One of the missing links between refugees and Swedish citizens is performing arts. At least, that’s what Roosevelt music composition student Sean Hussey argues in his latest project.
The recipient of a Performing Social Justice Seed grant offered annually by the Chicago College of Performing Arts (CCPA), Hussey spent two weeks with vocal quartet Åkervinda in residence at the Inter Arts Center in Malmö, Sweden, where he spoke with musicians, refugees and locals about the often problematic integration of refugees in the Scandinavian nation.
“The [Social Justice Seed Program] could not have been more perfect,” Hussey said. “We needed funding for an idea, and every other funding opportunity required us to have a product. We didn’t have that. Our goal was to figure out what we wanted to do.”
“We want students to use this program to ask themselves what more they can do as artists besides performing at concerts in the community.”– Thomas Kernan, CCPA Faculty Member
Discoveries made by Hussey during the experience could form the basis for a future book and provide him with countless opportunities to grow the project in the future. This is exactly the kind of outcome CCPA music history professors Thomas Kernan and David Kjar had in mind when they launched the Performing Social Justice Seed Program two years ago.
“We want students to use this program to ask themselves what more they can do as artists besides performing at concerts in the community,” Kernan said. “We want them to explore what social justice should look like as a performing artist in the 21st century.”
“When musicians and creative types move themselves into other worlds and get to know others, they end up learning more about themselves,” Kjar added.
The two preside over the program that awards grant money, which has ranged from $500 to $3,500 per project. The faculty members mentor awardees in their work, giving them a financial head start in pursuing ideas that bridge performing art with Roosevelt’s mission of social justice.
Recent projects include a critique of gender inequality in the opera world, by Heidi Joosten. CCPA students Ian McGuffin and Cassandra Kaczor worked on the “Dried Tobacco Project,” a musical exploration of the emotional risks within the LGBTQ community.

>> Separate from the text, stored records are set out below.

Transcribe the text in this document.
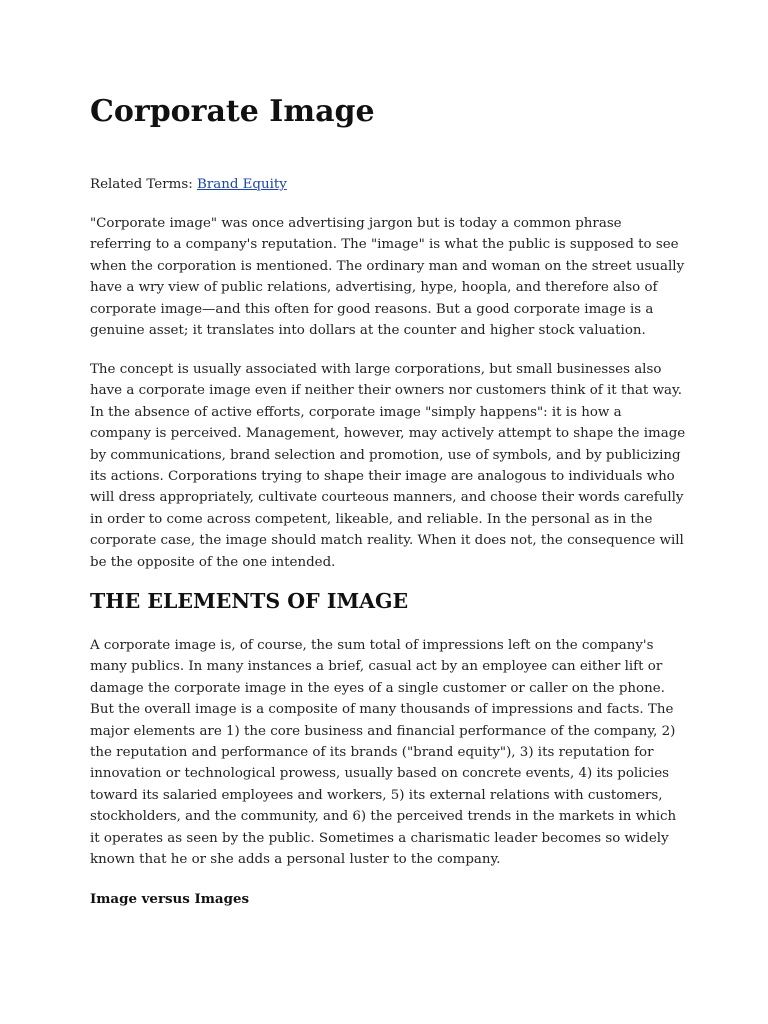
Corporate Image

Related Terms: Brand Equity

"Corporate image" was once advertising jargon but is today a common phrase referring to a company's reputation. The "image" is what the public is supposed to see when the corporation is mentioned. The ordinary man and woman on the street usually have a wry view of public relations, advertising, hype, hoopla, and therefore also of corporate image—and this often for good reasons. But a good corporate image is a genuine asset; it translates into dollars at the counter and higher stock valuation.

The concept is usually associated with large corporations, but small businesses also have a corporate image even if neither their owners nor customers think of it that way. In the absence of active efforts, corporate image "simply happens": it is how a company is perceived. Management, however, may actively attempt to shape the image by communications, brand selection and promotion, use of symbols, and by publicizing its actions. Corporations trying to shape their image are analogous to individuals who will dress appropriately, cultivate courteous manners, and choose their words carefully in order to come across competent, likeable, and reliable. In the personal as in the corporate case, the image should match reality. When it does not, the consequence will be the opposite of the one intended.

THE ELEMENTS OF IMAGE

A corporate image is, of course, the sum total of impressions left on the company's many publics. In many instances a brief, casual act by an employee can either lift or damage the corporate image in the eyes of a single customer or caller on the phone. But the overall image is a composite of many thousands of impressions and facts. The major elements are 1) the core business and financial performance of the company, 2) the reputation and performance of its brands ("brand equity"), 3) its reputation for innovation or technological prowess, usually based on concrete events, 4) its policies toward its salaried employees and workers, 5) its external relations with customers, stockholders, and the community, and 6) the perceived trends in the markets in which it operates as seen by the public. Sometimes a charismatic leader becomes so widely known that he or she adds a personal luster to the company.

Image versus Images
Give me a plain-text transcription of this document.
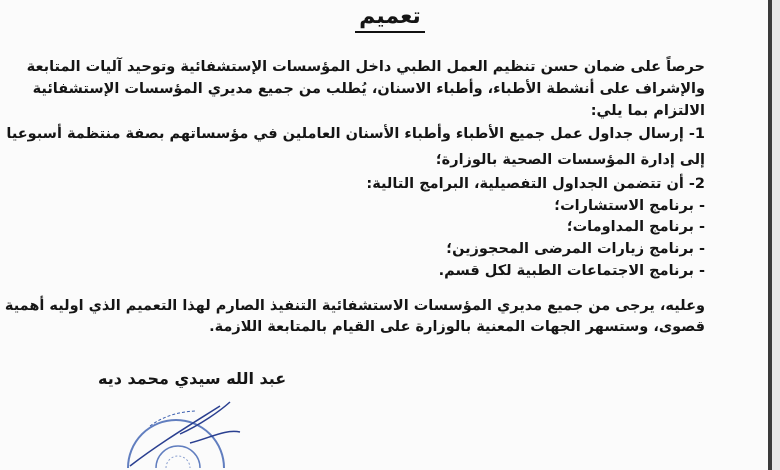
تعميم
حرصاً على ضمان حسن تنظيم العمل الطبي داخل المؤسسات الإستشفائية وتوحيد آليات المتابعة
والإشراف على أنشطة الأطباء، وأطباء الاسنان، يُطلب من جميع مديري المؤسسات الإستشفائية
الالتزام بما يلي:
1- إرسال جداول عمل جميع الأطباء وأطباء الأسنان العاملين في مؤسساتهم بصفة منتظمة أسبوعيا
إلى إدارة المؤسسات الصحية بالوزارة؛
2- أن تتضمن الجداول التفصيلية، البرامج التالية:
- برنامج الاستشارات؛
- برنامج المداومات؛
- برنامج زيارات المرضى المحجوزين؛
- برنامج الاجتماعات الطبية لكل قسم.
وعليه، يرجى من جميع مديري المؤسسات الاستشفائية التنفيذ الصارم لهذا التعميم الذي اوليه أهمية
قصوى، وستسهر الجهات المعنية بالوزارة على القيام بالمتابعة اللازمة.
عبد الله سيدي محمد ديه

“What’s been most satisfying about the program is that there’s a community starting to form in which CCPA students are sharing their ideas on how, as performing artists, they can best put social justice into action,” Kjar said. “All those who’ve applied for grants are joining periodically to meet, inspire others and give advice.”
CCPA students can apply for Social Justice Seed grants starting in their second semester. Applicants prepare proposals explaining why their idea relates to social justice, the support they need, and plans for the future. A group of CCPA faculty members reviews the proposals, working with students to refine ideas before a project begins.
It is a process that Hussey followed in order to get the grant that took him to Sweden, an eye-opening experience that has led to his growth both as a performing artist and a socially conscious citizen.
“This project has opened doors for new ways of thinking about my future and looking into PhD programs,” Hussey said. “It’s been remarkable to have the guidance of CCPA faculty members, and this wouldn’t be possible without their time and effort.”